The exercises we do range from squats to pushups and planks to pull-ups to abs. I would look online, I actually found a pretty good set of core/strength stuff at various sites that I incorporated into my high school on my own. Here's a plyometric workout regimen, a circuit training regimen, and another circuit training regimen. Personally, I used the last link, as I thought the article was pretty informative and it's a pretty good way to get in an aerobic effort and some strength/core in a fairly limited amount of time. I actually added thirty minute jog loops after each exercise and then immediately started the next one, in addition to the prescribed 400 meters at 5k pace. They mentioned in the article that adding these jogs would be beneficial, and believe me, my heart rate was really high after the deceivingly difficult circuit. Also, I would definitely not launch into this sort of stuff without already having a good base of fitness, it is surprisingly hard.
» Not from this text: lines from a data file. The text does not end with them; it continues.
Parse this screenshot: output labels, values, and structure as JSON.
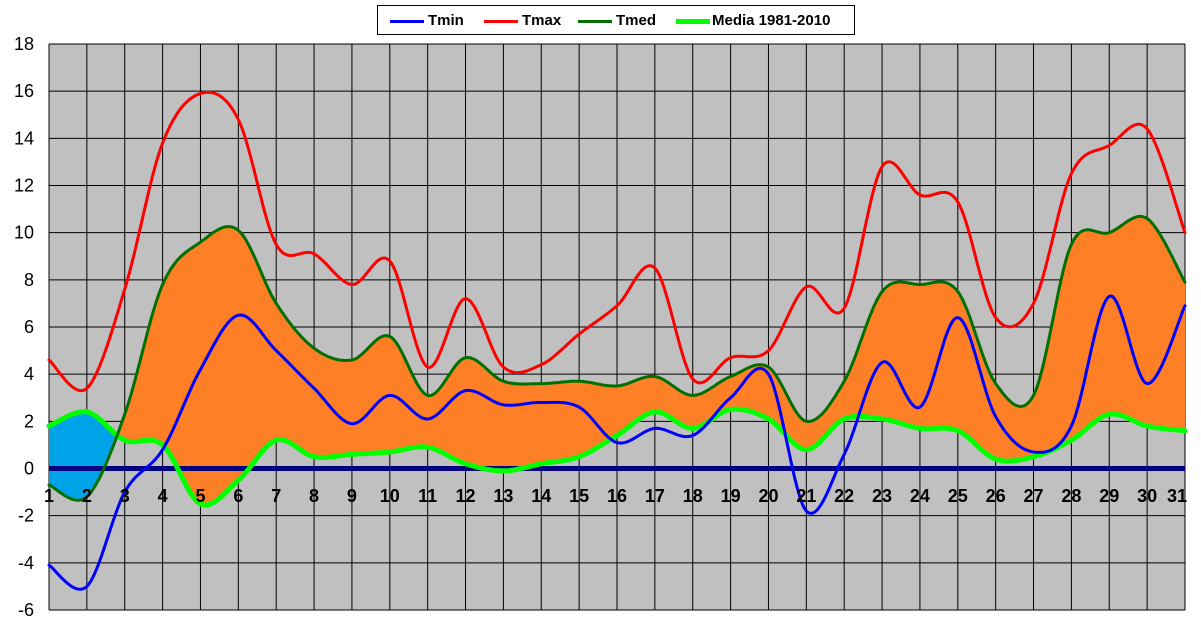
{
  "chart_data": {
    "type": "line",
    "title": "",
    "xlabel": "",
    "ylabel": "",
    "x": [
      1,
      2,
      3,
      4,
      5,
      6,
      7,
      8,
      9,
      10,
      11,
      12,
      13,
      14,
      15,
      16,
      17,
      18,
      19,
      20,
      21,
      22,
      23,
      24,
      25,
      26,
      27,
      28,
      29,
      30,
      31
    ],
    "ylim": [
      -6,
      18
    ],
    "yticks": [
      -6,
      -4,
      -2,
      0,
      2,
      4,
      6,
      8,
      10,
      12,
      14,
      16,
      18
    ],
    "xtick_labels": [
      "1",
      "2",
      "3",
      "4",
      "5",
      "6",
      "7",
      "8",
      "9",
      "10",
      "11",
      "12",
      "13",
      "14",
      "15",
      "16",
      "17",
      "18",
      "19",
      "20",
      "21",
      "22",
      "23",
      "24",
      "25",
      "26",
      "27",
      "28",
      "29",
      "30",
      "31"
    ],
    "grid": true,
    "legend_position": "top-center",
    "series": [
      {
        "name": "Tmin",
        "color": "#0000ff",
        "values": [
          -4.1,
          -5.0,
          -1.0,
          0.8,
          4.2,
          6.5,
          5.0,
          3.4,
          1.9,
          3.1,
          2.1,
          3.3,
          2.7,
          2.8,
          2.6,
          1.1,
          1.7,
          1.4,
          3.0,
          4.0,
          -1.8,
          0.6,
          4.5,
          2.6,
          6.4,
          2.2,
          0.7,
          1.8,
          7.3,
          3.6,
          6.9
        ]
      },
      {
        "name": "Tmax",
        "color": "#ff0000",
        "values": [
          4.6,
          3.4,
          7.6,
          13.8,
          15.9,
          14.8,
          9.5,
          9.1,
          7.8,
          8.8,
          4.3,
          7.2,
          4.3,
          4.4,
          5.7,
          6.9,
          8.5,
          3.8,
          4.7,
          5.0,
          7.7,
          6.8,
          12.8,
          11.6,
          11.3,
          6.4,
          7.0,
          12.5,
          13.7,
          14.4,
          10.0
        ]
      },
      {
        "name": "Tmed",
        "color": "#007000",
        "values": [
          -0.7,
          -1.2,
          2.3,
          7.8,
          9.6,
          10.1,
          7.0,
          5.1,
          4.6,
          5.6,
          3.1,
          4.7,
          3.7,
          3.6,
          3.7,
          3.5,
          3.9,
          3.1,
          3.9,
          4.3,
          2.0,
          3.7,
          7.5,
          7.8,
          7.5,
          3.6,
          3.1,
          9.5,
          10.0,
          10.6,
          7.9
        ]
      },
      {
        "name": "Media 1981-2010",
        "color": "#00ff00",
        "values": [
          1.8,
          2.4,
          1.2,
          1.0,
          -1.5,
          -0.5,
          1.2,
          0.5,
          0.6,
          0.7,
          0.9,
          0.2,
          -0.1,
          0.2,
          0.5,
          1.4,
          2.4,
          1.7,
          2.5,
          2.1,
          0.8,
          2.1,
          2.1,
          1.7,
          1.6,
          0.4,
          0.5,
          1.2,
          2.3,
          1.8,
          1.6
        ]
      }
    ],
    "fill_above_color": "#ff7f27",
    "fill_below_color": "#00a2e8",
    "zero_line_color": "#000080",
    "plot_background": "#c0c0c0"
  },
  "legend": {
    "items": [
      {
        "label": "Tmin",
        "color": "#0000ff"
      },
      {
        "label": "Tmax",
        "color": "#ff0000"
      },
      {
        "label": "Tmed",
        "color": "#007000"
      },
      {
        "label": "Media 1981-2010",
        "color": "#00ff00"
      }
    ]
  }
}
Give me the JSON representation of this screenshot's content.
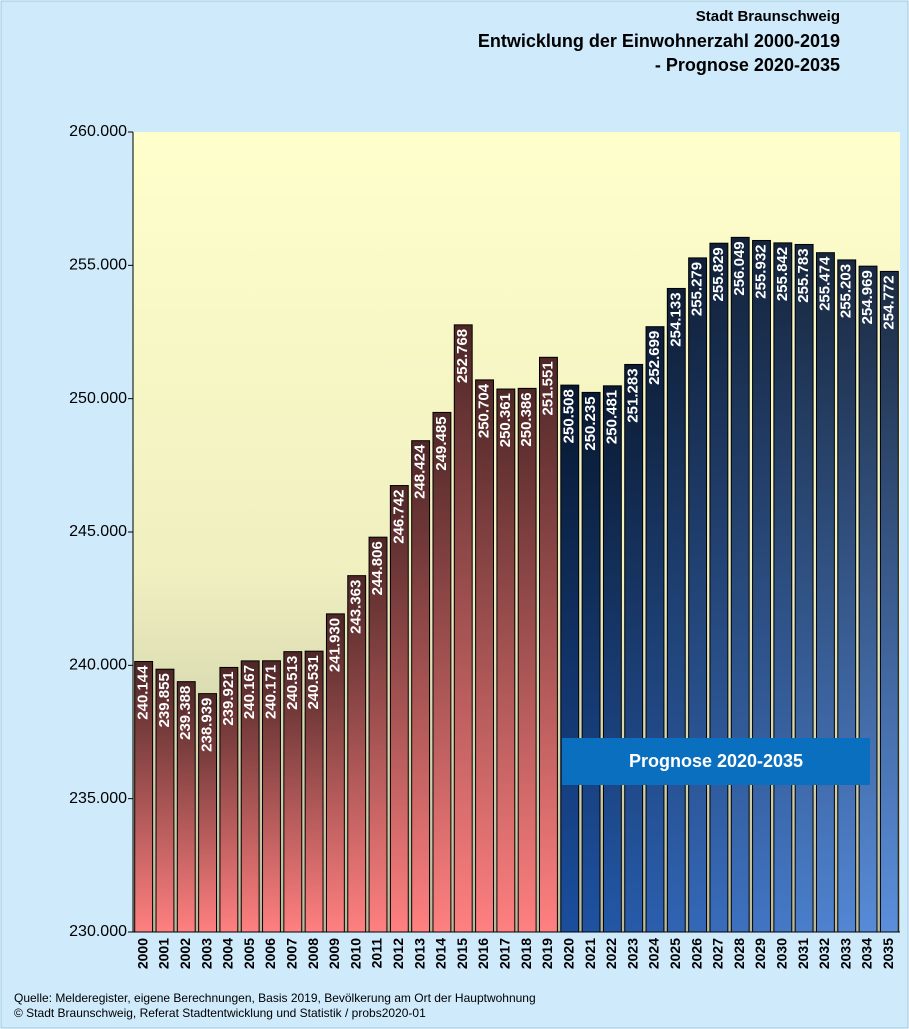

Back to the topic - At UC Davis we have several different "programs," which are basically a set of a dozen or so core and strength exercises, that we do throughout the week. So, if you had three "programs," you would do the first one on monday, the second on wednesday, and the third on friday, and then repeat the following week. So to answer your question about the duration and timing, I would recommend doing it all year, and only skipping one of your programs to all for a better taper for an important race. Near the end of the season, for the peak races, I would suggest dropping weight/strength altogether until you start all over with another season.

4 comments:

Anonymous said...

I am a little confused as to what purpose this site functions. I thought that this was going to be a journal about your experiences at the college level, however, it seems to me to be more of just training advice. I follow college distance running very closely, and I know neither of you are at the elite level, so is this advice based more towards high school or college. I think your advice should be geared towards high schoolers until you reach an elite level. I feel you two haven't had nearly enough experience to give college running advice. It is difficult to take in advice when not presented with evidence such as success at the elite level. I think your site has some sound advice, but should only be directed at the high school level. I feel college runners should look elsewhere.

Joey Kochlacs said...

yeah its meant for high school runners. we only took up this last point because we were asked about it.

Calvin said...

yeah, i'm not intending to give advice to college runners, they know most of this anyways.

Joey Kochlacs said...

yeah im kinda confused, this is posted through a high school message board and a high school stats blog, if we wanted to give advice to elits and college runners, we would post this on letsrun or something.